Compiling Image of Possible Errors Using CASEImage by author, April 2022

Solution: Do not collect pre-calculated fields.

If you have a Count (CPC, AOV) instead of Raw Total (Cost, Session), here’s what to do instead:

Create a new Calculated field. Enter the formula, and swap the metric with your new field in your chart’s data panel.

New field screen showing cost/click formulaImage by author, April 2022

Segmentation Trap (Signal vs Noise)

There is no limit to how you can slice and dice the data, but there is a limit to how valuable certain data segments will be.

Correlation is not causation, and identifying trends is not as valuable as knowing causation.

So while you can segment your data by average CPC ranges, it’s the intent of the keyword, not the cost of the click, that drives post-click performance.

Make sure your volumes relate to the effect shown in your chart, or you’ll find yourself optimizing for noise rather than signal.

Other Limitations

CASE has other constraints.

for example:

  • CASE operates in sequential order. If a value meets the criteria for multiple categories, it will be included only in the first category listed in the CASE statement.
  • You cannot mix dimensions and metrics in the WHEN condition.
  • You cannot use a formula within a WHEN or THEN clause.
  • The CASE field you create is unique to the data source. If you need the same formula for multiple data sources, you will need to create new instances.

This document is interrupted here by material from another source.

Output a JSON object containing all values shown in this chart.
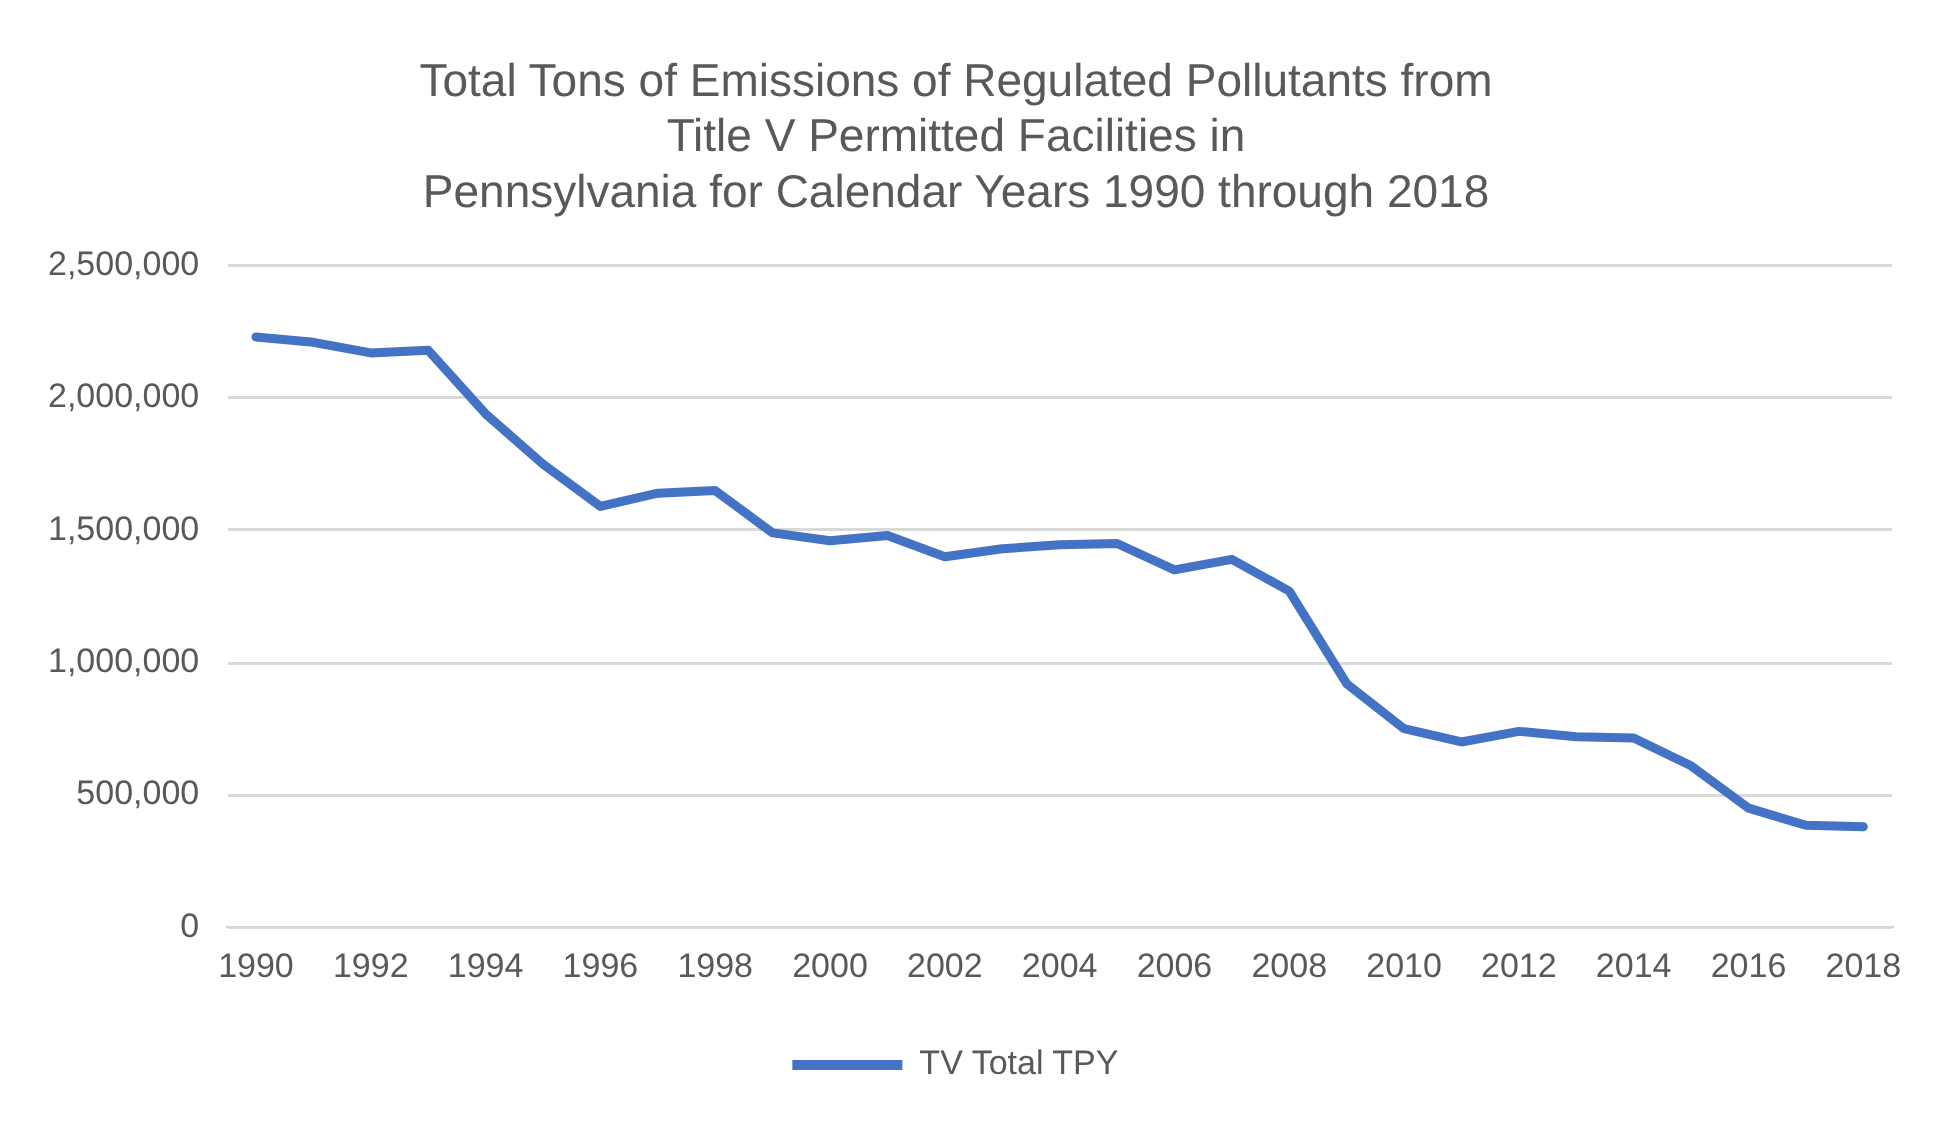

You’ll learn more about CASE using it, but knowing the limits means less time troubleshooting and searching help forums.

conclusion

The CASE statement is a powerful way to group and split your data in Google Data Studio.

It’s not as simple as the drag-and-drop assembly you’re used to. But even that is not out of reach.

Learn the basic terms and syntax, and before you know it, it will become a useful tool in your visualization toolbox.